Clerie intelligently analyzes the context of the case—client age, presenting concerns, previous diagnoses, and even the therapist’s session notes—to recommend appropriate assessments. Instead of digging through lists, searching PDF libraries, or relying on memory, clinicians receive gentle nudges that say, “Here are the tools that are most clinically relevant right now.” For an MFT working with a couple experiencing chronic conflict, Clerie might suggest the CSI-16 or Gottman Relationship Check-In. For a family dealing with behavioral challenges, it may offer tools like the Eyberg or the Parenting Stress Index.

These suggestions help therapists enhance clinical rigor without increasing workload. It also ensures consistency—one of the most important factors in maintaining high-quality care across a caseload.

## The Financial Side: How Assessments Can Increase MFT Revenue Without More Work

Many therapists don’t realize that routine assessments can be billable. Insurance companies routinely reimburse codes for screening and brief emotional assessments, meaning clinicians can integrate MBC into their practice while increasing revenue—ethically and sustainably.

The most commonly reimbursed code, 96127, can typically be billed for several assessments per session, depending on the payer. While the reimbursement rate varies, it often adds up to significant additional monthly income. Most therapists, however, underutilize this opportunity because the documentation requirements are tedious and the rules can be confusing.

Clerie solves this problem elegantly. The platform tracks when assessments are due, alerts the clinician when a billable opportunity is available, and automatically prepares the documentation required by insurers. It even codes the session appropriately, taking the guesswork out of a process that used to feel fraught with uncertainty. MFTs who consistently use assessment codes often see an increase of hundreds of dollars per month with virtually no added effort—finally getting paid for the work they were already doing.

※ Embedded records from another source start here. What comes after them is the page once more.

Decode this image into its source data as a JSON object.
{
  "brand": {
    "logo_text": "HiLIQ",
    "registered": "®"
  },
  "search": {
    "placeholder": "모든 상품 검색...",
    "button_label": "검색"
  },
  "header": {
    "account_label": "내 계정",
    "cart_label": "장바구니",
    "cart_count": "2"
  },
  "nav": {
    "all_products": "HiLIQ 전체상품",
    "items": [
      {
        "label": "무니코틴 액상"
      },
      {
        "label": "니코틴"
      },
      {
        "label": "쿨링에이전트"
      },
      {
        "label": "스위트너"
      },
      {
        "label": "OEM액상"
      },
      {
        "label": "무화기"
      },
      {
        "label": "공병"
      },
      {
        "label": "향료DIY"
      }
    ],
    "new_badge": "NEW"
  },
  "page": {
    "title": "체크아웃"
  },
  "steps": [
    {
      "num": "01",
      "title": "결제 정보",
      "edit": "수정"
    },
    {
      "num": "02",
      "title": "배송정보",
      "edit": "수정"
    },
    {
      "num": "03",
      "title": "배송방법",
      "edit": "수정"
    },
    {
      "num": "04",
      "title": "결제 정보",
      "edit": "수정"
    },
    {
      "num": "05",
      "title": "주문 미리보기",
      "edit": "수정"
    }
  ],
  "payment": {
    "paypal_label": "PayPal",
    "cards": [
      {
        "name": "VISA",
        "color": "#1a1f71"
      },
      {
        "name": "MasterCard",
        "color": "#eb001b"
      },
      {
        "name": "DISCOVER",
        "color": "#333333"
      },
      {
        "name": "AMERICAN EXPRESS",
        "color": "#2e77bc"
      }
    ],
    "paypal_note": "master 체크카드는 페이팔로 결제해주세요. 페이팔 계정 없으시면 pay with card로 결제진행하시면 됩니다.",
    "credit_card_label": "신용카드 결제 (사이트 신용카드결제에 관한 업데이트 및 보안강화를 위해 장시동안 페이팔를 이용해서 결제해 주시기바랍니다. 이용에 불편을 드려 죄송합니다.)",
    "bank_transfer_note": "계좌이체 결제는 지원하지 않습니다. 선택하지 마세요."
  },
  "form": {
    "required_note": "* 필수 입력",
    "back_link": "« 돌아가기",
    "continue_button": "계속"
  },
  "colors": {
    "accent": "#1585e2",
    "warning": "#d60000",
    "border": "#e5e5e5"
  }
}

## Making Measurement-Based Care Actually Sustainable

Ultimately, the goal isn’t just to check a box for insurance companies or follow industry trends. For MFTs, the heart of MBC is about helping families see their progress more clearly, building trust through transparency, and ensuring treatment remains genuinely effective. Clerie was built to make this process sustainable—automatic scoring, easy graphing, multi-rater tracking, and AI-supported insights all work together to turn MBC from an aspiration into a seamless part of everyday practice.

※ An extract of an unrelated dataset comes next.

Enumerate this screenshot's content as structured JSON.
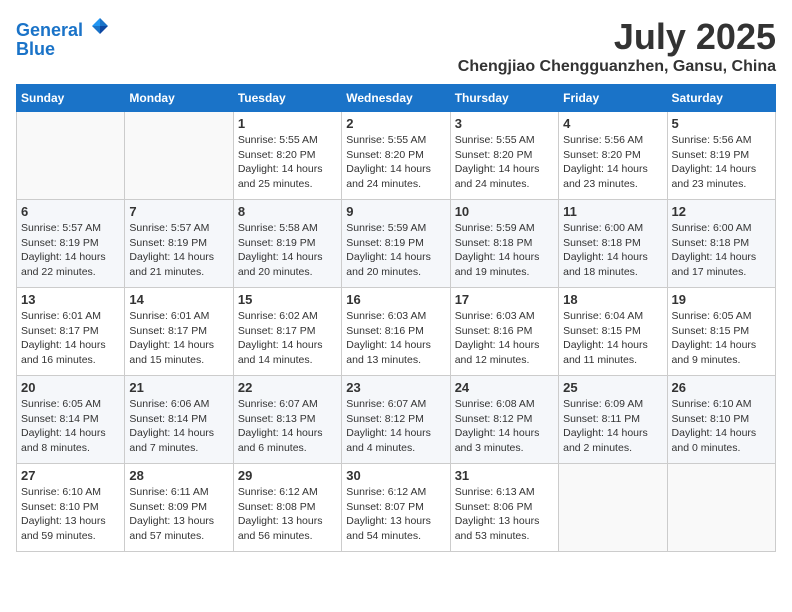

Therapists often describe Clerie as feeling like having a research assistant, billing assistant, and tech assistant all in one system, freeing them to focus on the human work that matters most.

## The Bottom Line

Measurement-Based Care is no longer optional for MFTs—it’s becoming foundational to ethical, effective, and insurance-aligned clinical work. But it doesn’t have to be overwhelming. With Clerie’s multi-rater assessments, AI-suggested tools, and built-in assessment billing support, MFTs can implement MBC with confidence, clarity, and ease.

In a field where relationships are the heart of the work, Clerie makes sure you have the structure, insight, and support you need to help every family move toward healthier connection.